Information Board outside the mining museum at El Granado (1) (via Google Translation)
(heading) AREA - El Granado and the town of Sardón
(top left photo) Ore unloading dock and the house of Guillermo Rödiguer, director of the railway, who appears in the centre wearing a black jacket. In the warehouses on the left, they unloaded the train wagons to load the small buckets that arrived at La Laja by air cable.
(top right photo) The Saint Leonard locomotive leaving, with a convoy of wagons, the crushing plant in Herrerias. In the background, the winch of the Guadiana well can be seen.

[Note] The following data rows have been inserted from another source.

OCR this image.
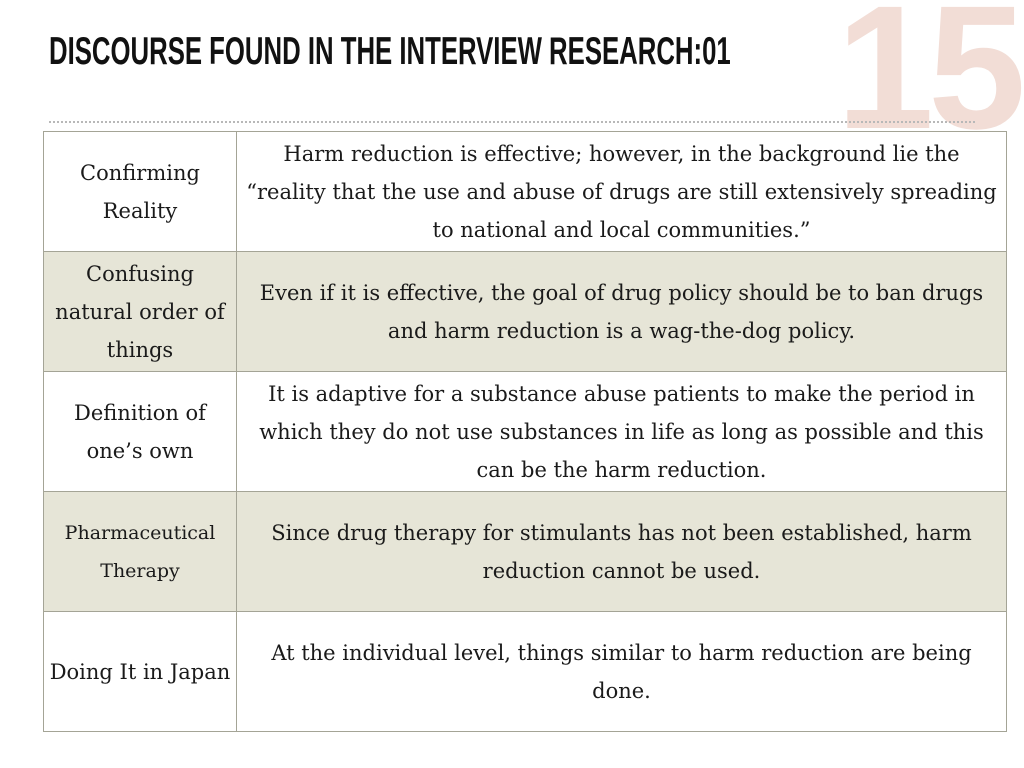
15
DISCOURSE FOUND IN THE INTERVIEW RESEARCH:01
Confirming Reality	Harm reduction is effective; however, in the background lie the “reality that the use and abuse of drugs are still extensively spreading to national and local communities.”
Confusing natural order of things	Even if it is effective, the goal of drug policy should be to ban drugs and harm reduction is a wag-the-dog policy.
Definition of one’s own	It is adaptive for a substance abuse patients to make the period in which they do not use substances in life as long as possible and this can be the harm reduction.
Pharmaceutical Therapy	Since drug therapy for stimulants has not been established, harm reduction cannot be used.
Doing It in Japan	At the individual level, things similar to harm reduction are being done.
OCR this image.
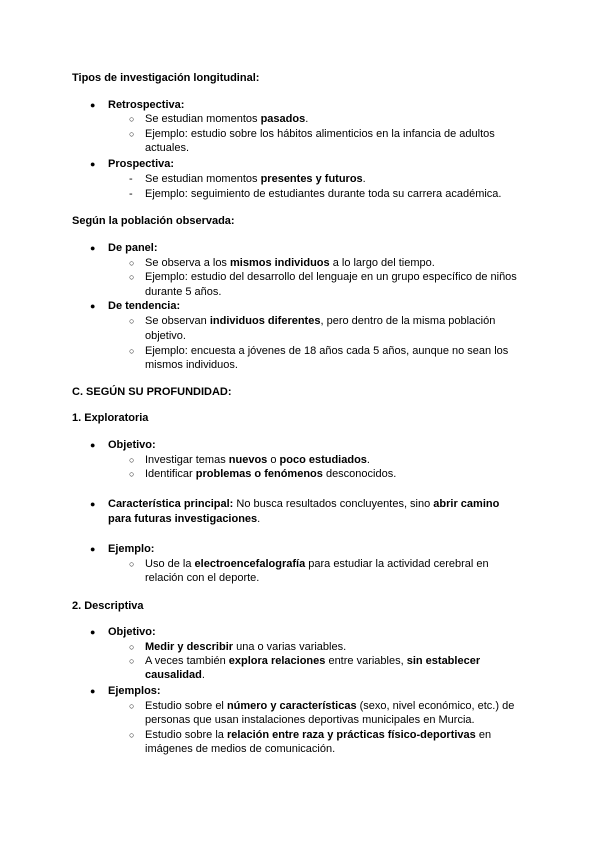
Tipos de investigación longitudinal:
● Retrospectiva:
○ Se estudian momentos pasados.
○ Ejemplo: estudio sobre los hábitos alimenticios en la infancia de adultos
actuales.
● Prospectiva:
- Se estudian momentos presentes y futuros.
- Ejemplo: seguimiento de estudiantes durante toda su carrera académica.
Según la población observada:
● De panel:
○ Se observa a los mismos individuos a lo largo del tiempo.
○ Ejemplo: estudio del desarrollo del lenguaje en un grupo específico de niños
durante 5 años.
● De tendencia:
○ Se observan individuos diferentes, pero dentro de la misma población
objetivo.
○ Ejemplo: encuesta a jóvenes de 18 años cada 5 años, aunque no sean los
mismos individuos.
C. SEGÚN SU PROFUNDIDAD:
1. Exploratoria
● Objetivo:
○ Investigar temas nuevos o poco estudiados.
○ Identificar problemas o fenómenos desconocidos.
● Característica principal: No busca resultados concluyentes, sino abrir camino
para futuras investigaciones.
● Ejemplo:
○ Uso de la electroencefalografía para estudiar la actividad cerebral en
relación con el deporte.
2. Descriptiva
● Objetivo:
○ Medir y describir una o varias variables.
○ A veces también explora relaciones entre variables, sin establecer
causalidad.
● Ejemplos:
○ Estudio sobre el número y características (sexo, nivel económico, etc.) de
personas que usan instalaciones deportivas municipales en Murcia.
○ Estudio sobre la relación entre raza y prácticas físico-deportivas en
imágenes de medios de comunicación.
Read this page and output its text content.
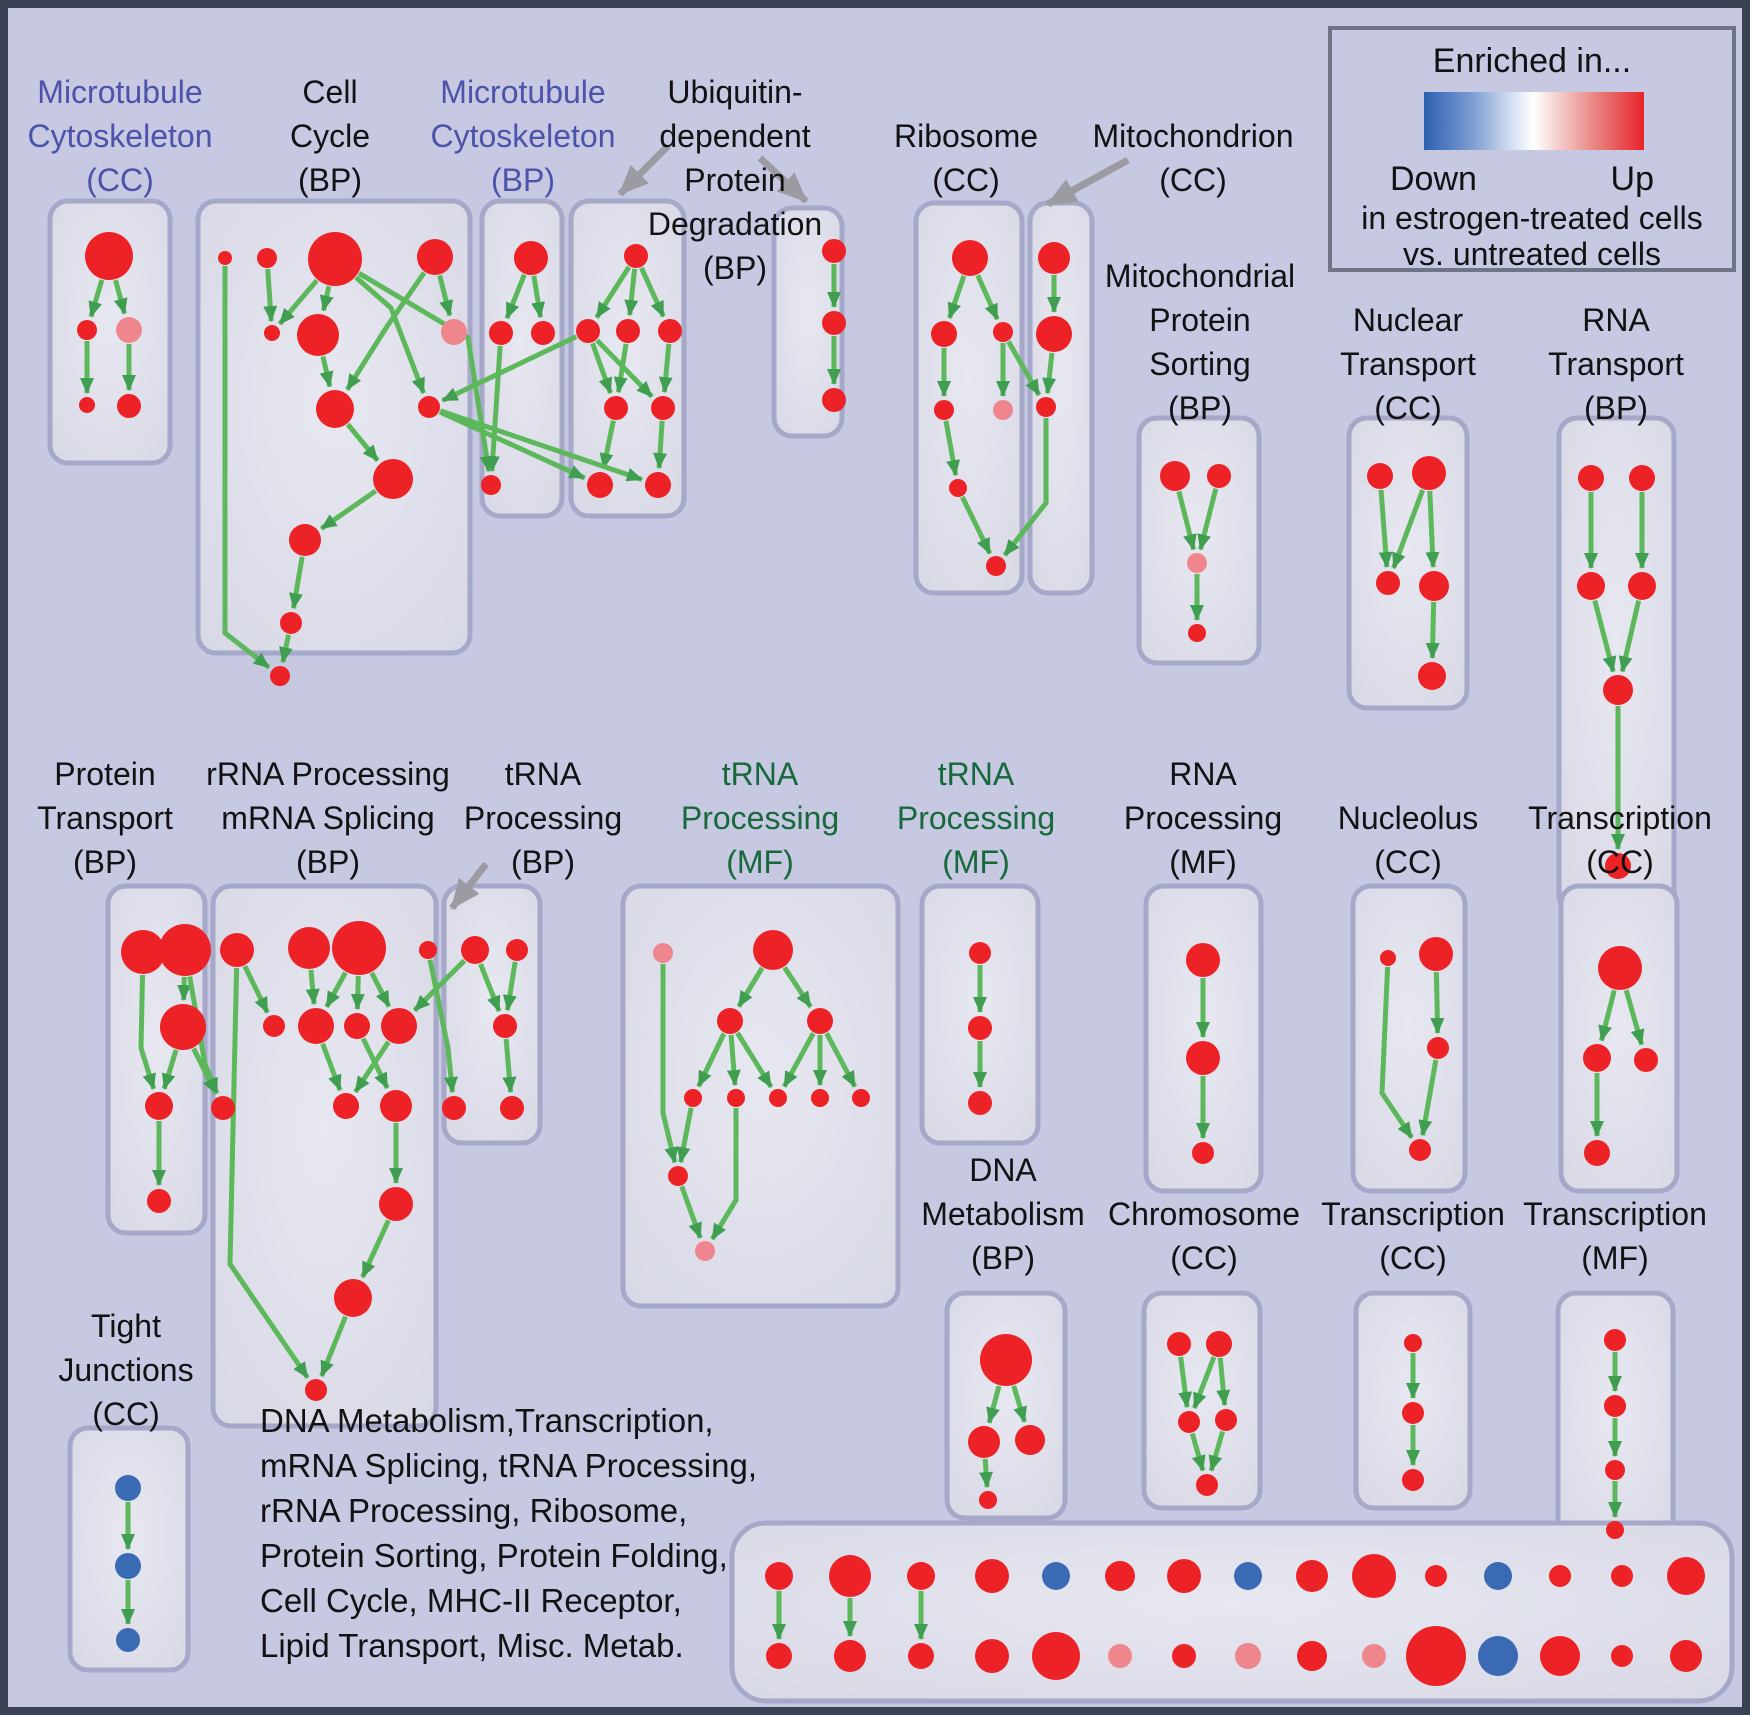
Microtubule
Cytoskeleton
(CC)
Cell
Cycle
(BP)
Microtubule
Cytoskeleton
(BP)
Ubiquitin-
dependent
Protein
Degradation
(BP)
Ribosome
(CC)
Mitochondrion
(CC)
Mitochondrial
Protein
Sorting
(BP)
Nuclear
Transport
(CC)
RNA
Transport
(BP)
Protein
Transport
(BP)
rRNA Processing
mRNA Splicing
(BP)
tRNA
Processing
(BP)
tRNA
Processing
(MF)
tRNA
Processing
(MF)
RNA
Processing
(MF)
Nucleolus
(CC)
Transcription
(CC)
DNA
Metabolism
(BP)
Chromosome
(CC)
Transcription
(CC)
Transcription
(MF)
Tight
Junctions
(CC)
Enriched in...
Down	Up
in estrogen-treated cells
vs. untreated cells
DNA Metabolism,Transcription,
mRNA Splicing, tRNA Processing,
rRNA Processing, Ribosome,
Protein Sorting, Protein Folding,
Cell Cycle, MHC-II Receptor,
Lipid Transport, Misc. Metab.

(main text) With an area of 9,755 hectares, El Granado is the westernmost municipality in the province of Huelva. With great ties to Portugal, its natural border with the Portuguese country is in the Guadiana. Due to its strategic location, it was one of the first Roman villas on the route between the Guadiana and Emerita Augusta, current Mérida and capital of the empire. In the middle of the 16th century, the population settled on these lands, predominantly agricultural activity, as a way of life. In the second half of the 19th century, mining and the construction of the railway led to the revival of the area at a social, economic and industrial level, making the Port of La Laja one of the most important of its kind in the Iberian Peninsula. As a result of this activity, the town of Sardón arose, a settlement destined for the miners homes together with the weighing, storage and, later, loading of the ore. With the construction, in 1926, of the last section of the train to Puerto de La Laja, El Sardón became a railway station. Currently, the walls of the quartered houses remain, typical small houses arranged in a row.